Palapsalta palaga

Scientific classification
- Kingdom: Animalia
- Phylum: Arthropoda
- Clade: Pancrustacea
- Class: Insecta
- Order: Hemiptera
- Suborder: Auchenorrhyncha
- Family: Cicadidae
- Genus: Palapsalta
- Species: P. palaga
- Binomial name: Palapsalta palaga Owen & Moulds, 2016

= Palapsalta palaga =

- Genus: Palapsalta
- Species: palaga
- Authority: Owen & Moulds, 2016

Species of cicada

Palapsalta palaga is a species of cicada, also known as the northern river tree-buzzer, in the true cicada family, Cicadettinae subfamily and Cicadettini tribe.
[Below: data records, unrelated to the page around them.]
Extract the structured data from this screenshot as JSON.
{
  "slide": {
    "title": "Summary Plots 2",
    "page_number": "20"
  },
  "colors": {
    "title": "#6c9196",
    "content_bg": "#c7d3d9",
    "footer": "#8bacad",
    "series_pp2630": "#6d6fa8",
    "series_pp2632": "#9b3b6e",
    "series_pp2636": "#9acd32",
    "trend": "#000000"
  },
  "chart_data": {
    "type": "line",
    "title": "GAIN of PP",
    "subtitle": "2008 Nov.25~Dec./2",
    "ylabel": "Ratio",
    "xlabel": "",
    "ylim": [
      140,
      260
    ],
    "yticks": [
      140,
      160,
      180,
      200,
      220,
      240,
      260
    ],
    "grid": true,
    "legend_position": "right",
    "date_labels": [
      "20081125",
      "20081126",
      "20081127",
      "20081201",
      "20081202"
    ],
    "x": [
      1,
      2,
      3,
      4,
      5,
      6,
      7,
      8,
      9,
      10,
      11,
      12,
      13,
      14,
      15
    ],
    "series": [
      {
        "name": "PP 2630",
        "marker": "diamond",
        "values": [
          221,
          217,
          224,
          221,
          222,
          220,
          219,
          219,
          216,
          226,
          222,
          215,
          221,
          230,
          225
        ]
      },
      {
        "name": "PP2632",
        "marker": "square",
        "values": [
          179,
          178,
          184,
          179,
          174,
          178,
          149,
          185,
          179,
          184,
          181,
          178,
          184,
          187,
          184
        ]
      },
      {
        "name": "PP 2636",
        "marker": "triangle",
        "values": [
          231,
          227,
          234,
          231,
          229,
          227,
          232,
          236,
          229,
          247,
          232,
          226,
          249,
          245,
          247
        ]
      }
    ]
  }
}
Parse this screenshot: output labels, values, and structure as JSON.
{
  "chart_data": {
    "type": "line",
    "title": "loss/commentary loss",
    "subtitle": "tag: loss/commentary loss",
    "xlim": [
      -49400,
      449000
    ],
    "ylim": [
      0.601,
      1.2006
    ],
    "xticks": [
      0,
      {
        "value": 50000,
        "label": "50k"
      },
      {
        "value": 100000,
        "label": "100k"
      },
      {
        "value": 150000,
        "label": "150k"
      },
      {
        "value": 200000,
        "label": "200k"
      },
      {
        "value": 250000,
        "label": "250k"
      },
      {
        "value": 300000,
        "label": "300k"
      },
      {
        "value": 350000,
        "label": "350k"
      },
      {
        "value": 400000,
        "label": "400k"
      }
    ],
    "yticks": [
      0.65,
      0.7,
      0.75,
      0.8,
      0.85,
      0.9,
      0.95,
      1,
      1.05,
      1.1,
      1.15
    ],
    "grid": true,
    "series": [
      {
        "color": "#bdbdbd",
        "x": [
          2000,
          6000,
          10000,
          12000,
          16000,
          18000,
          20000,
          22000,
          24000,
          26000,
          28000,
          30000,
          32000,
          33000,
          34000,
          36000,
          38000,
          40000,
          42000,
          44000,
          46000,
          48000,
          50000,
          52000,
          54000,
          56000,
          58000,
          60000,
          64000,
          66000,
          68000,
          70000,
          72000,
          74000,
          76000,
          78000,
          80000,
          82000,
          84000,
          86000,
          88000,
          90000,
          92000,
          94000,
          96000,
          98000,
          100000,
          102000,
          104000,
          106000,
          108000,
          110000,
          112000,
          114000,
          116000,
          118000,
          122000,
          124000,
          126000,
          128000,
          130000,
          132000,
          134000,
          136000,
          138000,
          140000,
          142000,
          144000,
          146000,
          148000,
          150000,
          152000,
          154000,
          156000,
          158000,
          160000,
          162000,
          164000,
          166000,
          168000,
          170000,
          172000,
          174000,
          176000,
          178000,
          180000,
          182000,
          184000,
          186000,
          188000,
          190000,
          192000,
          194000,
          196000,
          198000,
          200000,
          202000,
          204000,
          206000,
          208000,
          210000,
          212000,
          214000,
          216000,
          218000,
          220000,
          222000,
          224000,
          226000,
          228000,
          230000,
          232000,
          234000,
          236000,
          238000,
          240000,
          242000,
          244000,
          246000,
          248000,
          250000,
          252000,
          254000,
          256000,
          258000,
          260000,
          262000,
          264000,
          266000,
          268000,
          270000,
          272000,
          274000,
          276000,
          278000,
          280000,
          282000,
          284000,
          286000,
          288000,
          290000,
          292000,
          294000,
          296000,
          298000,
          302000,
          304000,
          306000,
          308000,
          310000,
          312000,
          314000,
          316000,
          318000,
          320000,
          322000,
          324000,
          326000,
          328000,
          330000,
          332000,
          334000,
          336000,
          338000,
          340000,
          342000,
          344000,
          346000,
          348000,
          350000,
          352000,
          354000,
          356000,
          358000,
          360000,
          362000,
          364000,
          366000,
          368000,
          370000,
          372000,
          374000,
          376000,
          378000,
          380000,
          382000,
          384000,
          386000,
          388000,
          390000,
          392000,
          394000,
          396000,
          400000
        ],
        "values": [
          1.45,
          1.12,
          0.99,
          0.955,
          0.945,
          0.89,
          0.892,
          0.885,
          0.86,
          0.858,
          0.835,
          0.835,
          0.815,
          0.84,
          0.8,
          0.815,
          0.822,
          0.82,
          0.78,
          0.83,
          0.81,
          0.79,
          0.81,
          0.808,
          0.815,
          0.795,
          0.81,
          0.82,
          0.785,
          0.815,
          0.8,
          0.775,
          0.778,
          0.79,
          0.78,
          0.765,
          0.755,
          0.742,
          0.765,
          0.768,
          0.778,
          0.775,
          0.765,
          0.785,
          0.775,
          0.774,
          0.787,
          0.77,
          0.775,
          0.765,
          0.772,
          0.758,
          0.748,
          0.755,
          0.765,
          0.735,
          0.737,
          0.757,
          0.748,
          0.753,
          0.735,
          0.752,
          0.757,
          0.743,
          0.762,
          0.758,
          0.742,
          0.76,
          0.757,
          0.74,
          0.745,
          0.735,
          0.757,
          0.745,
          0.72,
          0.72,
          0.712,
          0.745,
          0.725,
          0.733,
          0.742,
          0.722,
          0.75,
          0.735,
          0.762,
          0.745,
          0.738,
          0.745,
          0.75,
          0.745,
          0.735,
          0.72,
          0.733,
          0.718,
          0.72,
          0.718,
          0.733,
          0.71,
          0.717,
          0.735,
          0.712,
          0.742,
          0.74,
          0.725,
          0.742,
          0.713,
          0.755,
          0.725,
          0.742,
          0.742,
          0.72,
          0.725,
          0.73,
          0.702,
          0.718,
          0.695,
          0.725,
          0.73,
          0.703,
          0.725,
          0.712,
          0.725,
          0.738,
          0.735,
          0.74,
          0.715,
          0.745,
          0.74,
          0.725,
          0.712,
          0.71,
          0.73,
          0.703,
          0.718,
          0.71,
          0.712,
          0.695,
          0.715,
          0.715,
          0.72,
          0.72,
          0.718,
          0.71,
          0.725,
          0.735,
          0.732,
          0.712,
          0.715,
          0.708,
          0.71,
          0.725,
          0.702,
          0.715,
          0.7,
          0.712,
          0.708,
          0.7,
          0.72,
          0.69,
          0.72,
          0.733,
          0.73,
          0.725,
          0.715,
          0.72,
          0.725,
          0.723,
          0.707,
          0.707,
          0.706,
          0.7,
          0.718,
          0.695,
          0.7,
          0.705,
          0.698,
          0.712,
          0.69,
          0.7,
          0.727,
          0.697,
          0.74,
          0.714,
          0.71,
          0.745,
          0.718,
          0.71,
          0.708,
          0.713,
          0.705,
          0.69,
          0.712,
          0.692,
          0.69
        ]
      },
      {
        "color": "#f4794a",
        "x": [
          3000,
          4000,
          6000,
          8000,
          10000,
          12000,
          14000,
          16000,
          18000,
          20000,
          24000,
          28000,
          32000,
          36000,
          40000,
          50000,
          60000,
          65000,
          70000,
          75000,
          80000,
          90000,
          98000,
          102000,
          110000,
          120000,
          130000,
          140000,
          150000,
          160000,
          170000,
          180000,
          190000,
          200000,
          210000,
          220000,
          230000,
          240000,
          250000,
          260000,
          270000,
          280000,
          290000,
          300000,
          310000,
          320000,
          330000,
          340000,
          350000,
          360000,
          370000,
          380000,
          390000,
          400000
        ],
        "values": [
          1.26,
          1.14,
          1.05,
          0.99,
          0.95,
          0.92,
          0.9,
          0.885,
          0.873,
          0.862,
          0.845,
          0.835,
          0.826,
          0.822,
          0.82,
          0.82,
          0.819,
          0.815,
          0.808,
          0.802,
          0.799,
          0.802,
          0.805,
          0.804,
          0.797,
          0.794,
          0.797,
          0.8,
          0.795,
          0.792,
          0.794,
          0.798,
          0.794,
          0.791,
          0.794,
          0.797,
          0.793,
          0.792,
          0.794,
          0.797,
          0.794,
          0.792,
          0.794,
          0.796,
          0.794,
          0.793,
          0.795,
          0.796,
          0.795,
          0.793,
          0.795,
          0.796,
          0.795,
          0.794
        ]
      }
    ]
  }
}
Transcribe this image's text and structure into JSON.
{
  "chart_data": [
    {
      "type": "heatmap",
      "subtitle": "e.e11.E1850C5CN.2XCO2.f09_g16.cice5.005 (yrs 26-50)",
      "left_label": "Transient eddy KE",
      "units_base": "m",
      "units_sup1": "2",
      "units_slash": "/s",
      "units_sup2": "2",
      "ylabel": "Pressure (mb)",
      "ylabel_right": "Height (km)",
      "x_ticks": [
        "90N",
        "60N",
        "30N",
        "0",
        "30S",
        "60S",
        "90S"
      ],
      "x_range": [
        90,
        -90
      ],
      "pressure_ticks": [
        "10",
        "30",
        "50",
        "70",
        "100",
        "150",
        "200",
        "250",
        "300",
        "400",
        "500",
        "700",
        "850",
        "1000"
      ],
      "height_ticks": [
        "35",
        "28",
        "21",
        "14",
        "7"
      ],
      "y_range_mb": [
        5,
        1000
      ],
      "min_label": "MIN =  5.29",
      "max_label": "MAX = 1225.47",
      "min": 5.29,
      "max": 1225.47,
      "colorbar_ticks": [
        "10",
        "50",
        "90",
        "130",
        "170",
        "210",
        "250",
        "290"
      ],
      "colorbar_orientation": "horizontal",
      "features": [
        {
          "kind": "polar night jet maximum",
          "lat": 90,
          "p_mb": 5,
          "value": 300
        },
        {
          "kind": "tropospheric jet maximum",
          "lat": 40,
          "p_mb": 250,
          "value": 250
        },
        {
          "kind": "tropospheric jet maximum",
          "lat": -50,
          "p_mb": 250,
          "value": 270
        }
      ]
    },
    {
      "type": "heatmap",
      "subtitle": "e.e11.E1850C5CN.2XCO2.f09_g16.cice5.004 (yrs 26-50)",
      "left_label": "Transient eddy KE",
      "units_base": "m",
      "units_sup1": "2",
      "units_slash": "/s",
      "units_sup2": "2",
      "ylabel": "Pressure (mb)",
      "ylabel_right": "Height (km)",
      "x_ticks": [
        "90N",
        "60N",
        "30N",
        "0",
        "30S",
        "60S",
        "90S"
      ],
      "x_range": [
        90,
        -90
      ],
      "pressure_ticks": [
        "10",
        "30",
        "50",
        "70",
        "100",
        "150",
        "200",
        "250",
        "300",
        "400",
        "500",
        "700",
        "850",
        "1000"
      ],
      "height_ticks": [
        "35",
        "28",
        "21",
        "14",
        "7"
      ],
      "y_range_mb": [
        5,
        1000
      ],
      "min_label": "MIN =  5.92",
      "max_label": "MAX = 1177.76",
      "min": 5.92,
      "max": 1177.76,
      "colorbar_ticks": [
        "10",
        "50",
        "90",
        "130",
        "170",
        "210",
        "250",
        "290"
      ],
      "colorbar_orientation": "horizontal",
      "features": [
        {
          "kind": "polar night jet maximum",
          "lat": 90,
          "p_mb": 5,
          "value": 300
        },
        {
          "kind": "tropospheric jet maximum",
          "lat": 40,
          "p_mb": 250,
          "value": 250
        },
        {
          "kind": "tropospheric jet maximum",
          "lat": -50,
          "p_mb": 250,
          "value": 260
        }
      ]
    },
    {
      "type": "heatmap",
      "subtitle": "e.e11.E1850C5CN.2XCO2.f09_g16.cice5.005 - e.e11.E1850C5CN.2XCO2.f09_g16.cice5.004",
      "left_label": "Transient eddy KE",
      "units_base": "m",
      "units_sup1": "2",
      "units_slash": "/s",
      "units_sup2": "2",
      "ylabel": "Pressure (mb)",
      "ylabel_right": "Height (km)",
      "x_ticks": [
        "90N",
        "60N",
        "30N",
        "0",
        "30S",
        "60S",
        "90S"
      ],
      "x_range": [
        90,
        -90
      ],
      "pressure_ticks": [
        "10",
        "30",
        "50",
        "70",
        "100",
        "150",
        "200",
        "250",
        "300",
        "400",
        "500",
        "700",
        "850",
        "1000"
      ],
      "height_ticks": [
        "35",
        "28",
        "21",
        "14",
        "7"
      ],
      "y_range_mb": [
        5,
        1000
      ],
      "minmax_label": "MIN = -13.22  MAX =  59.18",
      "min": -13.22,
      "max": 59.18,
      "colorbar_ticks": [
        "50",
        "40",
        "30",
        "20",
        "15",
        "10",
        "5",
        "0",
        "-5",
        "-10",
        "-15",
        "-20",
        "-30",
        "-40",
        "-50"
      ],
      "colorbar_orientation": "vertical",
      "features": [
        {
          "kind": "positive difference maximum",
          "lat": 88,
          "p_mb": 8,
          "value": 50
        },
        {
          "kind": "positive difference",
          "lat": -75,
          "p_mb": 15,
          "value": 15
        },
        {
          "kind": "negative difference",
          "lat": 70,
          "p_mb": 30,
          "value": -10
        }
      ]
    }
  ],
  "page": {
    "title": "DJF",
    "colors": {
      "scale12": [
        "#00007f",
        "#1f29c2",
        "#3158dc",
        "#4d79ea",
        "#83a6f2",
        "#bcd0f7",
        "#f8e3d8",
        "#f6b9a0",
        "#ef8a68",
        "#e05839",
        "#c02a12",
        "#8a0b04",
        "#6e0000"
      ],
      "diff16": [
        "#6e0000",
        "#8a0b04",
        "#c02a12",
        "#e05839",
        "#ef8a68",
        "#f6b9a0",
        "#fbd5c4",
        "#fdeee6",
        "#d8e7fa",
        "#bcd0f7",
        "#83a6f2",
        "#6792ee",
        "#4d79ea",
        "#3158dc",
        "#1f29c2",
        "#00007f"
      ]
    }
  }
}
It is endemic to Australia. It was described in 2016 by entomologists Christopher Owen and Maxwell Sydney Moulds.

==Etymology==
The specific epithet palaga (Latin: ‘gold ingot’) refers to the yellow colouration of the cicadas.

==Description==
The length of the forewing is 18–24 mm.

==Distribution and habitat==
The species occurs from north of Alice Springs, in the Northern Territory, eastwards to Georgetown in north Queensland. The associated habitat is riverine eucalypt woodland.

==Behaviour==
Adult males may be heard from December to February, clinging to the upper branches of eucalypts, emitting fluttering songs in short bursts.